The profile of an Ice user displayed in the Ad was 20-35 years, single, non-professional worker, living at home.
Such a person is more likely to be out socializing at night, rather than watching TV. If they were at home, then surely they would be watching a sports channel on TV, or playing an electronic game, or ‘surfing’ the Internet, or interacting on social media.
So, did the Ad agency get it horribly wrong?
Probably not! On reflection, I realised that the Ad was most likely spot-on-target. In the background of the Ad is a mother looking terribly sorrowful and hapless as she observes her son’s demise from the use of the drug Ice. The Ad was pitched at the people around the drug users who are frustrated by their inability to help their loved-one. The tag at the end is the drug assistance information line.

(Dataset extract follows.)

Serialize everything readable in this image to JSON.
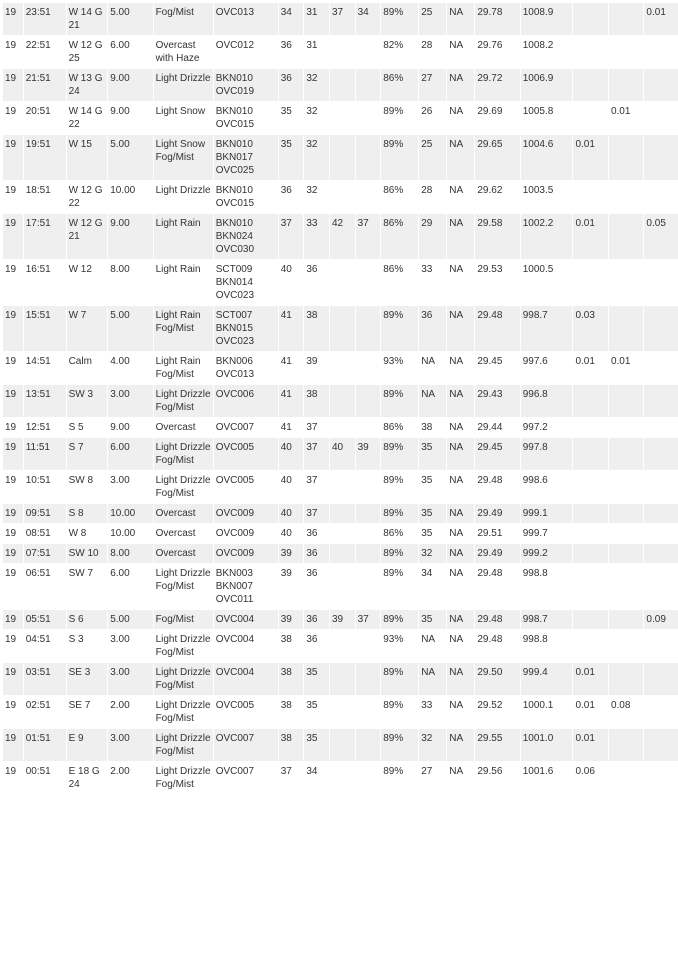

This is a good reminder that advertisers need to identify who the ‘real’ product users and purchasers are. Children’s products are targeted at the people who buy them – usually the parents and other adults who care for the children. Often car commercials and household entertainment products are targeted at the children in the family, as they often ‘influence’ the purchase.
To assist you with understanding the Marketing component of a business, consider advertisements as you watch them and question why the media and timing schedule were selected;
and to whom the Ad is targeted. Who will be the actual purchaser, who will be paying for the product, and who might be Influencers in the buying decision?
You’ll soon train yourself to identify these concepts when you promote your products in your own organisation.